The U.S. Marine Corps commandant has expressed misgivings about relocating thousands of Marines from Okinawa to Guam, warning that it would weaken defense in critical locations.


“Frankly, Guam puts us going the wrong way,” the Pentagon’s newsletter Task & Purpose quoted Gen. Eric Smith as saying.


Amid the escalating tensions in the Indo-Pacific region, Smith said a “credible

deterrent force has to be present to win, which to me means being in the first island chain.”


The first island chain, which comprises Japan, the Philippines, Taiwan and Indonesia, forms the U.S. strategy against a potential war with China. The communist regime has been displaying aggressive behavior in the region, conducting dangerous maneuvers in the South China Sea, launching missile tests and threatening to invade Taiwan in 2027.


“Guam puts us on the other side of the international dateline, but it puts us a long way from the crisis theater, from the priority theater,” Smith said Wednesday at a breakfast meeting with the Defense Writers Group in Washington, D.C.


About 5,000 U.S. Marines will be transferred from Okinawa to Guam as part of the troop realignment plan sealed through a 2012 revised security treaty

between the United States and Japan.


“I’m not sure that is in the best strategic interests of America, to be honest with you,” Smith told reporters.


However, he acknowledged Washington's obligation to comply with its treaty with Japan.


The Marines' relocation to Guam was a component of the U.S.-Japan Roadmap for Realignment signed in 2006.


The U.S. Marine Corps held a ceremony at Asan Beach on Jan. 6, 2023, to establish Marine Corps Base Camp Blaz. File photo

On June 24 last year, Kyodo News reported that the U.S. Marine Corps had plans to establish a new littoral regiment on Guam in the next several years to “counter Chinese aggression” in the region.


Quoting Smith at a press conference, Kyodo News reported that the new regiment would be able “to rapidly deploy into the Philippine Sea to spread the battlespace out and to protect those strategic lines of communication that emanate from Japan, back to the Philippines, back to Hawaii.”


The Indo-Pacific Command is enhancing the defense system and deterrence on Guam to counter China's threats.
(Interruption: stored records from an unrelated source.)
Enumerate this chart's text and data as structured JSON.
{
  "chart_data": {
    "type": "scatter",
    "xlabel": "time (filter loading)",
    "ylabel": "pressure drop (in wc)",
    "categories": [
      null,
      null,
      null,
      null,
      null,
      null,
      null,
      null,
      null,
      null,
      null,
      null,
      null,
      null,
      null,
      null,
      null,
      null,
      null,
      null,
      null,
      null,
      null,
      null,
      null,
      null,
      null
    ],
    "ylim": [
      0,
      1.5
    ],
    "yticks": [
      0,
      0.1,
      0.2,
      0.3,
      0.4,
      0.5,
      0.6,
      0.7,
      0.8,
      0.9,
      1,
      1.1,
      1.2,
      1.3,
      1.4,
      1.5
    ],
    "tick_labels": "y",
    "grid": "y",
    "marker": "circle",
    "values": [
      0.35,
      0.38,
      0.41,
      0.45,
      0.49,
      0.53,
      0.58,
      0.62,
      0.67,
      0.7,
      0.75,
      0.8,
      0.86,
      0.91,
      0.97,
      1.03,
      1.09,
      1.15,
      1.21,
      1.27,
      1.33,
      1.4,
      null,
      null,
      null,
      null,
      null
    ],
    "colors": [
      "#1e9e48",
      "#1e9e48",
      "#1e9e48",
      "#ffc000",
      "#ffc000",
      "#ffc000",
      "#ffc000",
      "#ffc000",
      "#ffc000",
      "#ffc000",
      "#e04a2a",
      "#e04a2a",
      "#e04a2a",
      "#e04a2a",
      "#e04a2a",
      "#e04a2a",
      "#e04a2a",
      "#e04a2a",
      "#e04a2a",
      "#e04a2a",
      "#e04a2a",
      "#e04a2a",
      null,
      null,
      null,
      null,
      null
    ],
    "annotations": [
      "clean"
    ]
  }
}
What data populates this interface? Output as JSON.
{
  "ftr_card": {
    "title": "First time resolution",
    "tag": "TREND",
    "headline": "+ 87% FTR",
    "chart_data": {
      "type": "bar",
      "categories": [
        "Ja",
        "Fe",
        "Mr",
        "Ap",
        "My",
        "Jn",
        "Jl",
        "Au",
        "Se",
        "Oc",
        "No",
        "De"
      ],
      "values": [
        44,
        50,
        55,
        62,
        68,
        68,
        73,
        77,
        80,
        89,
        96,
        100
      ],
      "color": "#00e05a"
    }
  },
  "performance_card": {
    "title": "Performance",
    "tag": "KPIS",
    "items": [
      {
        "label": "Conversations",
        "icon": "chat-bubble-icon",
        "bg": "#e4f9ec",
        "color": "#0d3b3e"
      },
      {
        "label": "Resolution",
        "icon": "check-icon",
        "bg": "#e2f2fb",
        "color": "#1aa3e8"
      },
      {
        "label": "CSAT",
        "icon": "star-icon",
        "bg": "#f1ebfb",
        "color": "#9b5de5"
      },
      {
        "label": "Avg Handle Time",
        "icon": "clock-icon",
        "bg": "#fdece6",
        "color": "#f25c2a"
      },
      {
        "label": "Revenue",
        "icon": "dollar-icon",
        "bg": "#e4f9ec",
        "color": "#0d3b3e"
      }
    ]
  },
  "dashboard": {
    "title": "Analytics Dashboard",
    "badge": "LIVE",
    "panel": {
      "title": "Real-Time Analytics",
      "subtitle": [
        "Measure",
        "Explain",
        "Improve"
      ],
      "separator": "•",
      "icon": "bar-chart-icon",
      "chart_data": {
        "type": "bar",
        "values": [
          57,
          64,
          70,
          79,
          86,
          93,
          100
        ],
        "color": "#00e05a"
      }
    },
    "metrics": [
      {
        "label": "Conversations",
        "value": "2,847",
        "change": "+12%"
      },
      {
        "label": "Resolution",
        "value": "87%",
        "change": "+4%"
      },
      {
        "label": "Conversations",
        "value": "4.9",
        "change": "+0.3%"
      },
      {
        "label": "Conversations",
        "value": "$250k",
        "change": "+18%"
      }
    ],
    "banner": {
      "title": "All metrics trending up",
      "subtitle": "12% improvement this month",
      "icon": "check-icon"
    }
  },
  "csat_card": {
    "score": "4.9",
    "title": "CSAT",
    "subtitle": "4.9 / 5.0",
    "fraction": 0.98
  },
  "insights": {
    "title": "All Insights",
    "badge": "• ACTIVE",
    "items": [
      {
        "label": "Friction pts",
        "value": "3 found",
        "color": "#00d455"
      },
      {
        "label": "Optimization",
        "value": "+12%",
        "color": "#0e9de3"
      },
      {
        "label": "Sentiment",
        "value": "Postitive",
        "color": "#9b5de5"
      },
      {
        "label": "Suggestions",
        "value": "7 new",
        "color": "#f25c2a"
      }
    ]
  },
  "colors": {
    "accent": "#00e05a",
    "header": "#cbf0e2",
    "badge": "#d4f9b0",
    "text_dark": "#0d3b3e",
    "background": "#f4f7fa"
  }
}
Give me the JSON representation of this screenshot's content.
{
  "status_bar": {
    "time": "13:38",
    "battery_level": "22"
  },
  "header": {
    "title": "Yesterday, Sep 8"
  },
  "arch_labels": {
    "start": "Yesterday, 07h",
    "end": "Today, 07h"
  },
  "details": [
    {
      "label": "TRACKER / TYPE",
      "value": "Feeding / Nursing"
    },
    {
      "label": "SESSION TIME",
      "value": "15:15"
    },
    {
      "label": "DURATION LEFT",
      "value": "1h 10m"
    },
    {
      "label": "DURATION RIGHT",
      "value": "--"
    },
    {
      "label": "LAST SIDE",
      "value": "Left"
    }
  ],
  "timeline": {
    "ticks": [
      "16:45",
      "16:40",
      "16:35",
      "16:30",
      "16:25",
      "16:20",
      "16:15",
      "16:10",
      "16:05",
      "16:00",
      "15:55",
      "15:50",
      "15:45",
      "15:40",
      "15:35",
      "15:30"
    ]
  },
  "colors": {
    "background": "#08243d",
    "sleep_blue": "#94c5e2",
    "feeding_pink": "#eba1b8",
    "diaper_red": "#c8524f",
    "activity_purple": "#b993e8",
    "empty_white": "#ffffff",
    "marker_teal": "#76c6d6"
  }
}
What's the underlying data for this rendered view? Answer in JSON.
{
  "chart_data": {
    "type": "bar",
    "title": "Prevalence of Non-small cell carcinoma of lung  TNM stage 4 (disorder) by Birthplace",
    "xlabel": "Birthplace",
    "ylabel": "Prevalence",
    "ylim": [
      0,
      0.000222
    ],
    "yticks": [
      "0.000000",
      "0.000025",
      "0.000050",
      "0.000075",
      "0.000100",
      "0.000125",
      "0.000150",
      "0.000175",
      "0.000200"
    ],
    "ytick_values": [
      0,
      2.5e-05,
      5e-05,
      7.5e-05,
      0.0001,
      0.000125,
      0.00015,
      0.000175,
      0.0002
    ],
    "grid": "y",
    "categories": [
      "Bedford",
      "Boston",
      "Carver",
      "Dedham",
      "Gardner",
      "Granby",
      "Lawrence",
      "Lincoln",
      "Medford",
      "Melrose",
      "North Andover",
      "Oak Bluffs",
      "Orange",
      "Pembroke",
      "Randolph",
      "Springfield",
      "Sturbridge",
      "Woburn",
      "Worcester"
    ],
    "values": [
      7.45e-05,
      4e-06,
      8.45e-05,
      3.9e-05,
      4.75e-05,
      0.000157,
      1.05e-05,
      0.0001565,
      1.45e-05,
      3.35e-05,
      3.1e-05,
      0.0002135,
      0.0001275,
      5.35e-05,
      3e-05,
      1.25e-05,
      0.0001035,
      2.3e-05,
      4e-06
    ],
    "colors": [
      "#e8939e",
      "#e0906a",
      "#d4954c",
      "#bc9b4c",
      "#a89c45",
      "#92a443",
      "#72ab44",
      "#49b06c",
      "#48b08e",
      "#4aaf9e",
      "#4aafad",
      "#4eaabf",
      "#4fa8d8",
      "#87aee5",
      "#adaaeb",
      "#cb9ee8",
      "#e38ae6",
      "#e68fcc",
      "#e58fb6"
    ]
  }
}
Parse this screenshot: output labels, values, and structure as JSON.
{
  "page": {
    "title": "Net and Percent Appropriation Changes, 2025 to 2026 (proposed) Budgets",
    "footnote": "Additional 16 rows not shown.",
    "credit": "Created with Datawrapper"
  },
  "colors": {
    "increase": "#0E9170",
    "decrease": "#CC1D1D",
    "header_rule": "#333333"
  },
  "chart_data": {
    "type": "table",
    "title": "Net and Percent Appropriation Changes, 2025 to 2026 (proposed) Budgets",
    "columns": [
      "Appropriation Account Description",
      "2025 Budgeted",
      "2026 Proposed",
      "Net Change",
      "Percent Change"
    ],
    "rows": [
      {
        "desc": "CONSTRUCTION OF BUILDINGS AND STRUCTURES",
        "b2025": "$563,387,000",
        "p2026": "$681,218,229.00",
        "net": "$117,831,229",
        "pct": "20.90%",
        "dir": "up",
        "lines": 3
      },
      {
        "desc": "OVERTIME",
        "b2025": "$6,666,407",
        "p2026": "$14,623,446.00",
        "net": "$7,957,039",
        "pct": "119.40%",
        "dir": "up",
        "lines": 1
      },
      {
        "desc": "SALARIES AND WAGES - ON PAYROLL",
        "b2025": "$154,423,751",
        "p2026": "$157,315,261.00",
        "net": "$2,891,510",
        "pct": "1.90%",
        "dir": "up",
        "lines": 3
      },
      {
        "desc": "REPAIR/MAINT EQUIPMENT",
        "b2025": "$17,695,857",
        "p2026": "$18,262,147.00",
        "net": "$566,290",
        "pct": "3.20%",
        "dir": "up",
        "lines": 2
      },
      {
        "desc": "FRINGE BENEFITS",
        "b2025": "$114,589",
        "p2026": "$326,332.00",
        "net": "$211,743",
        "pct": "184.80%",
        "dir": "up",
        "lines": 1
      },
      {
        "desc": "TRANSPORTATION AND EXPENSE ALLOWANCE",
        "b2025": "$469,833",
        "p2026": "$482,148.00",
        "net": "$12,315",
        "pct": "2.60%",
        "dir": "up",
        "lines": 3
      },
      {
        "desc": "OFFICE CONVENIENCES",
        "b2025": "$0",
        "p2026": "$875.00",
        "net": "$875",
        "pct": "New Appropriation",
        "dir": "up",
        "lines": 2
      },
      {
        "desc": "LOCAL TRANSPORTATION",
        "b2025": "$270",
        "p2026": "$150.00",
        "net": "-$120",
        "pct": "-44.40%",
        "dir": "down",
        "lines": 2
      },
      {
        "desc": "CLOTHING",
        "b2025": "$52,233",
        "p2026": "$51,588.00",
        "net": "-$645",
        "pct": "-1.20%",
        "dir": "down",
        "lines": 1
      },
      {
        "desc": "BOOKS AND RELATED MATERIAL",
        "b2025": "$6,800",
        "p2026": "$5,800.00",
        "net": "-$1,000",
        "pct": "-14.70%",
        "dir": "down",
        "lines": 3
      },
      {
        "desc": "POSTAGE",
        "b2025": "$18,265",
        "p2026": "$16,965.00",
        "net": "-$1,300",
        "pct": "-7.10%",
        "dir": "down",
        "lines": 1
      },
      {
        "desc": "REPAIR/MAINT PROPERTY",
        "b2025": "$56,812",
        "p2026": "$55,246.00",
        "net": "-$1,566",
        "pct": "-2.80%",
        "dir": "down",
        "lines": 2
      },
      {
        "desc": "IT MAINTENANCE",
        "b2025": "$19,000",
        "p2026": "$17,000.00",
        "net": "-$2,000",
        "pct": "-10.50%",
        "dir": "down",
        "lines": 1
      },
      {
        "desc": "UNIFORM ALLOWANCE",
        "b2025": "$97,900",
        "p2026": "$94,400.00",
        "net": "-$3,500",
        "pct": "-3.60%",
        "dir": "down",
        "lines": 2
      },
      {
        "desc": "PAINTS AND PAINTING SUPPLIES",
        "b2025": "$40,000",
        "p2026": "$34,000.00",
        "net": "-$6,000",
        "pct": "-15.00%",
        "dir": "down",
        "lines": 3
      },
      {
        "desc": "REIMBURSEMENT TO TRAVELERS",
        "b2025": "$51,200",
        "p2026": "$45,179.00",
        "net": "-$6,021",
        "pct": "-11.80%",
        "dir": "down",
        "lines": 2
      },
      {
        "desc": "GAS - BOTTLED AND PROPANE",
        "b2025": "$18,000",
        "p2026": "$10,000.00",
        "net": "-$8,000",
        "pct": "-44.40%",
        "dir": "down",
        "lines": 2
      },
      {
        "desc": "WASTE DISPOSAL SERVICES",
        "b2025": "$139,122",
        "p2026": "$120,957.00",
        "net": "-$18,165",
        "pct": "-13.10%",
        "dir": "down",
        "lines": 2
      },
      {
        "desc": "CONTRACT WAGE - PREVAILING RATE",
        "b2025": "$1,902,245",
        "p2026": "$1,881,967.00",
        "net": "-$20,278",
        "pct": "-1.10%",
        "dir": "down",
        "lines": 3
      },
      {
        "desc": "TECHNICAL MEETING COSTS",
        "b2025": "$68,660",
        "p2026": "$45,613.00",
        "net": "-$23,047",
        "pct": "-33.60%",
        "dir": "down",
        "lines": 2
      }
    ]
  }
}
“What I do know is every time you give China a foot, they take a mile. They only understand one thing, which is a credible deterrent force,” Smith said.


The Marines' transfer, which is anticipated to continue this year, will be completed in a phased-in approach.


Last December, approximately 100 logistics support arrived on Guam, representing the advanced detachment tasked with getting the Marine Corps Base Camp Blaz ready for the subsequent flows of troops.


While Smith challenged the judiciousness of the Marines' deployment to Guam other ranking military officials have repeatedly underscored the island's strategic value.


Tom Mancinelli, acting undersecretary of the Navy, last year said Guam’s proximity to China makes it a default launch pad for any counterattack in the event of a conflict in the region.


“American prosperity and security depend on free and open oceans, and Guam is a strategic hub for critically important activity for the Navy and our Department of Defense,” Mancinelli said. “It is physically closer to Beijing than Hawaii.”


Approximately 9,000 Marines will move out of Okinawa. The original agreement called for deploying all 9,000 to Guam, but a subsequent review prompted a plan amendment, requiring troop redistribution to other areas.


The revised plan will send 2,700 Marines to Hawaii, 1,300 to Australia on a rotational basis, and 800 to locations in the continental United States.